Tuesday, May 26, 2009

"How can citizens view the birthday of the country they live in as illegitimate?"

The dean of an Israeli law school, speaking in support of a proposed Israeli law banning the marking of Israel's founding as the "Nakba" (catastrophe) for Palestinians (via Mondoweiss):
I don't see anything wrong with a State that proclaims it is Jewish not giving legitimization to the denial of it being so. Imagine US Jews declaring a day of morning on July 4 - that would be unacceptable. How can citizens view the birthday of the country they live in as illegitimate? People forget where we are living.... The moment the Arab public in the country says the establishment of a Jewish State is a catastrophe, it contradicts not only the Zionist outlook, but also the principles of international law. Just as I don't have the right to defame people in the street, they do not have the right to defame the State.

-- Eliav Shuchtman
July 4 as a day of mourning? Whoever could think that? Hmmm...
What, to the American slave, is your 4th of July? I answer; a day that reveals to him, more than all other days in the year, the gross injustice and cruelty to which he is the constant victim.
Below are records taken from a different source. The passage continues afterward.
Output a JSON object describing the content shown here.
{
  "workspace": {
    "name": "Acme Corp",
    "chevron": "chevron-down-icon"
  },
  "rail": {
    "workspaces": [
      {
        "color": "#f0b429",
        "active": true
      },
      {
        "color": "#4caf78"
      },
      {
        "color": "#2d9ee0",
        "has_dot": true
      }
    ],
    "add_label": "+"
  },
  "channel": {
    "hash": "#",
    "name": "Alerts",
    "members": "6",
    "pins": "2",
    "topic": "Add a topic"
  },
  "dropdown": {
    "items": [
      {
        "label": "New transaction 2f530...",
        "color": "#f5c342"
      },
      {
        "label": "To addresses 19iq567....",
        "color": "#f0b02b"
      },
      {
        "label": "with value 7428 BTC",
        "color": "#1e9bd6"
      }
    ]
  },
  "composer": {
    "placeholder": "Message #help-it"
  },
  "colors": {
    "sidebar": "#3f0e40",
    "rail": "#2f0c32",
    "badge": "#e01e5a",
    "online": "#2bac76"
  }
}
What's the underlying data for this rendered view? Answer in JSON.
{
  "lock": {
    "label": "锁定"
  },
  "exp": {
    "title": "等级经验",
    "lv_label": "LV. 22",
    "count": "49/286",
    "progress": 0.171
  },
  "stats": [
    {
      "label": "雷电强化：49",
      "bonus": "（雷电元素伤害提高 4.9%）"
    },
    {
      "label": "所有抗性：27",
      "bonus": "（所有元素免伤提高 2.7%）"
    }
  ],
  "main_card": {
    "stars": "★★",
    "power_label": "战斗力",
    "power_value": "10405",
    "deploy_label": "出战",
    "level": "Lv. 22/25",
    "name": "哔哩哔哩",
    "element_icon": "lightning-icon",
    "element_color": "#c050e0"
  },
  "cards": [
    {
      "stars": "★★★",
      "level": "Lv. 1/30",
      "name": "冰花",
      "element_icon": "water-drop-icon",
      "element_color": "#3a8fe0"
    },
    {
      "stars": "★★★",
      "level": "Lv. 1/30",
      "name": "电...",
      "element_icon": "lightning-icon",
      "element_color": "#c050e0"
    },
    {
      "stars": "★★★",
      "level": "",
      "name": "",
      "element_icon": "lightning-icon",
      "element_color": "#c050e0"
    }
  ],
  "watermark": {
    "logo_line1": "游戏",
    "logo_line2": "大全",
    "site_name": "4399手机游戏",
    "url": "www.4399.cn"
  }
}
To him, your celebration is a sham; your boasted liberty, an unholy license; your national greatness, swelling vanity; your sounds of rejoicing are empty and heartless; your denunciation of tyrants, brass fronted impudence; your shouts of liberty and equality, hollow mockery; your prayers and hymns, your sermons and thanksgivings, with all your religious parade and solemnity, are, to Him, mere bombast, fraud, deception, impiety, and hypocrisy-a thin veil to cover up crimes which would disgrace a nation of savages. There is not a nation on the earth guilty of practices more shocking and bloody than are the people of the United States, at this very hour.

-- Frederick Douglass, Rochester, NY, July 5, 1852
I guess Frederick Douglass must have forgotten where he was living.